A three-classification machine learning model for non-invasive prediction of molecular subtypes in diffuse glioma: a two-center study.

Background: Determining the molecular status of gliomas is crucial for evaluating treatment efficacy and prognosis. However, this process currently requires the invasive and cumbersome method of histological analysis. We aimed to develop and validate a non-invasive three-classification machine learning (ML) model to predict the three molecular subtypes of adult-type diffuse gliomas according to the 2021 World Health Organization classification of tumors of the central nervous system 5^th edition (WHO CNS 5).

Methods: This retrospective study included a total of 306 glioma patients, among whom 258 were from Center 1 (Huashan Hospital; 180 for the training and 78 for the internal validation set) and 48 were from Center 2 (The First Affiliated Hospital of Anhui Medical University; external validation set). Conventional magnetic resonance imaging (MRI) features of tumors were assessed, and the radiomics and Swin Transformer-based deep learning (RSTD) features were respectively extracted from tumor segmentation on axial three-dimensional contrast-enhanced T1-weighted (3D T1C) and T2-fluid-attenuated inversion recovery (T2-FLAIR) sequences. Three types of prediction models: conventional MRI (CM) model, RSTD model, and combined model were respectively trained using six ML classifiers [k-nearest neighbor (kNN), light gradient-boosting machine (LightGBM), random forest (RF), support vector machine (SVM), stochastic gradient descent (SGD), and extreme gradient boosting (XGBoost)] to identify the three major molecular subtypes of adult-type diffuse gliomas. The performance of the models was evaluated using the area under the receiver operating characteristic (ROC) curve (AUC), sensitivity, specificity, accuracy, precision, and F1-score.

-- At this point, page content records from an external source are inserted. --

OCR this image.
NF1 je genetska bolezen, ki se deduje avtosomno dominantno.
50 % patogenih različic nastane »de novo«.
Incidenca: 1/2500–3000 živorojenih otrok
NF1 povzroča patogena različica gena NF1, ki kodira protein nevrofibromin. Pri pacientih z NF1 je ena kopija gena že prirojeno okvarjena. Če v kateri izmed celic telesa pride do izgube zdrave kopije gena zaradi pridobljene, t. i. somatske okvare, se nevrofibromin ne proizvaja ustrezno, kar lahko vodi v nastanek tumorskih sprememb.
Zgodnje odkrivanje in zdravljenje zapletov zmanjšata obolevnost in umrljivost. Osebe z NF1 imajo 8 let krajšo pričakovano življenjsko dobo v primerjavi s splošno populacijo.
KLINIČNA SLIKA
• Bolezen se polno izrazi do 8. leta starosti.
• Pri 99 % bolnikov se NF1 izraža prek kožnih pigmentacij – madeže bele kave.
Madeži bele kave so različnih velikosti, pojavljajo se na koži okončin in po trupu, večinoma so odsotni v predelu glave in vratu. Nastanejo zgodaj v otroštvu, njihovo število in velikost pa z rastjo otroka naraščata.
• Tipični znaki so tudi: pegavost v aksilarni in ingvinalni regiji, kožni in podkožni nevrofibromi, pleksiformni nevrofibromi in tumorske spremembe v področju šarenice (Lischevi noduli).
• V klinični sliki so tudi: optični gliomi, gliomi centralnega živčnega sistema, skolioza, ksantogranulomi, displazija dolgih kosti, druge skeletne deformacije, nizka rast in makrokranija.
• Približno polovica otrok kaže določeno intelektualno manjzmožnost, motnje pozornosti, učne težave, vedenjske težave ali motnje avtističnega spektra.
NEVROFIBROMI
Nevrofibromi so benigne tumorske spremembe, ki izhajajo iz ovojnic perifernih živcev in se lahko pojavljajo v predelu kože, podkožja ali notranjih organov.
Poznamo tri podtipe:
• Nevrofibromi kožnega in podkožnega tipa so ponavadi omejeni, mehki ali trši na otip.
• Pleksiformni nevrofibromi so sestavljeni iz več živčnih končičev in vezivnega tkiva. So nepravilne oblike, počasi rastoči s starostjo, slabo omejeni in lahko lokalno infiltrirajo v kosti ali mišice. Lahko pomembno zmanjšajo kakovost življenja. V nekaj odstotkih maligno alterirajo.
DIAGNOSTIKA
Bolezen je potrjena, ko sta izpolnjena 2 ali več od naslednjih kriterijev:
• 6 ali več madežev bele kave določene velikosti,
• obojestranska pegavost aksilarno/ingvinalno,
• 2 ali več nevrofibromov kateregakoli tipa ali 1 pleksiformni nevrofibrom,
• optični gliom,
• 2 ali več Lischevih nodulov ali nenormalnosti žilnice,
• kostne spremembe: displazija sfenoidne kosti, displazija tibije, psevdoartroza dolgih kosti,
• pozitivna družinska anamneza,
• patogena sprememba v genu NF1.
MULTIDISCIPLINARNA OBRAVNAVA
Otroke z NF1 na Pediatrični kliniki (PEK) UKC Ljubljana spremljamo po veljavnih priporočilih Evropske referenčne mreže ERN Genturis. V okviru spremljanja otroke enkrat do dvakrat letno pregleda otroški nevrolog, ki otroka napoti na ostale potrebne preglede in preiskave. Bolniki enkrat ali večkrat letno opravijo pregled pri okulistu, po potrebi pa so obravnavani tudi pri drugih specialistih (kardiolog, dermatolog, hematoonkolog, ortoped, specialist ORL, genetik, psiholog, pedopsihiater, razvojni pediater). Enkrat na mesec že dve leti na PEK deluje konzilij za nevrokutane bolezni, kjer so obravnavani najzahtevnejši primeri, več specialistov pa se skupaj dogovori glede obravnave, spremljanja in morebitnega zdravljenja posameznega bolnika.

Results: XGBoost classifier was chosen as our algorithm for model construction due to its superior performance in the training and internal validation cohorts. The combined model, which incorporates CM features, RSTD features, as well as demographic features, achieved best performance in the internal [micro-AUC (0.905) and macro-AUC (0.878)] and external validation sets [micro-AUC (0.911) and macro-AUC (0.891)]. The SHapley Additive explanations (SHAP) and gradient-weighted class activation mapping (Grad-CAM) were used to explain the model.

Conclusions: Our study constructed a three-classification ML model that combined CM features, RSTD features, and demographic characteristics, achieved promising performance in predicting molecular subtypes of diffuse glioma. The combined model provided a non-invasive, timely, and accurate diagnostic approach prior to patient treatment to assist clinical decision-making.